The next morning we woke up early and joined the fifty other passengers going on our tour to the Islas Ballesras via speed boat.  The Islas are a big business for Paracas and the dock was teeming with hundreds of tourists being herded along the assembly line of necessary paperwork, park passes, and being organized into boats.  We actually managed to get a nice seat at the front of the boat.  Our first stop was a huge Candelabra geoglyph.  It predates the Spanish arrival in the 1500's, so another thought was that it was supposed to be a cactus. 

There were thousands of red and white, HUGE jelly fish between the mainland and the small scattered islands.  They were very pretty, but growing up in Kodiak, Alaska on a fishing boat, I had no desire to fall into the water and test how strong their sting was.

We arrived at the Islas after about seventeen minutes and immediately noticed the strong, pungent oder of seabird guano.  There were thousands of birds sitting on the rock islands or circling in the sky.  We had been warned to wear a hat to protect against an occasional dropping!!  There were Peruvian Boobies, pelicans, cormorants, by the thousands, and we even saw a scattering of Humboldt penguins.  Who needs to go to Antarctica and freeze when for $15 you can go to the Islas Ballestas?!  

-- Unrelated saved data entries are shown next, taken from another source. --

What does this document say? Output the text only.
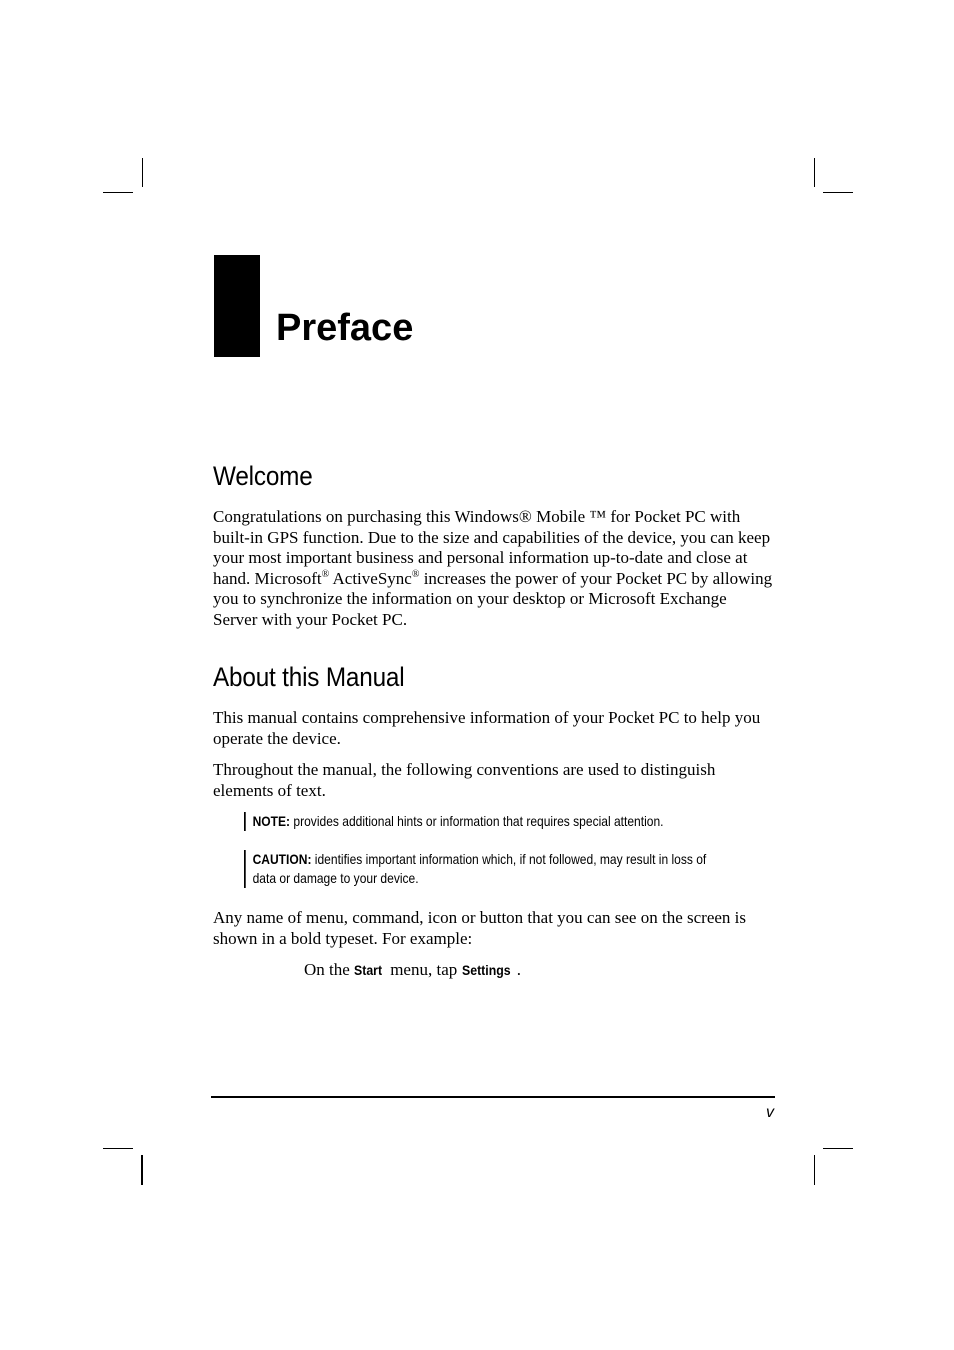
Preface
Welcome

Congratulations on purchasing this Windows® Mobile ™ for Pocket PC with built-in GPS function. Due to the size and capabilities of the device, you can keep your most important business and personal information up-to-date and close at hand. Microsoft® ActiveSync® increases the power of your Pocket PC by allowing you to synchronize the information on your desktop or Microsoft Exchange Server with your Pocket PC.

About this Manual

This manual contains comprehensive information of your Pocket PC to help you operate the device.

Throughout the manual, the following conventions are used to distinguish elements of text.

NOTE: provides additional hints or information that requires special attention.
CAUTION: identifies important information which, if not followed, may result in loss of data or damage to your device.

Any name of menu, command, icon or button that you can see on the screen is shown in a bold typeset. For example:

On the Start menu, tap Settings .

v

There were thousands of sea lions lined up along the more accessible rocks and shore line.  Aside from the loner males sunning themselves on the outskirts, the masses of fat, huge sea lion males were constantly roaring and lunging at one another.  The females and young pups did their best to stay out of the way while the males were all either fighting or covered with fresh battle wounds.  Three were so many of them!  We wondered when they had time to eat.  I took hundreds of photos, they were amazing animals!!  We had such a great time we even considered going a second time!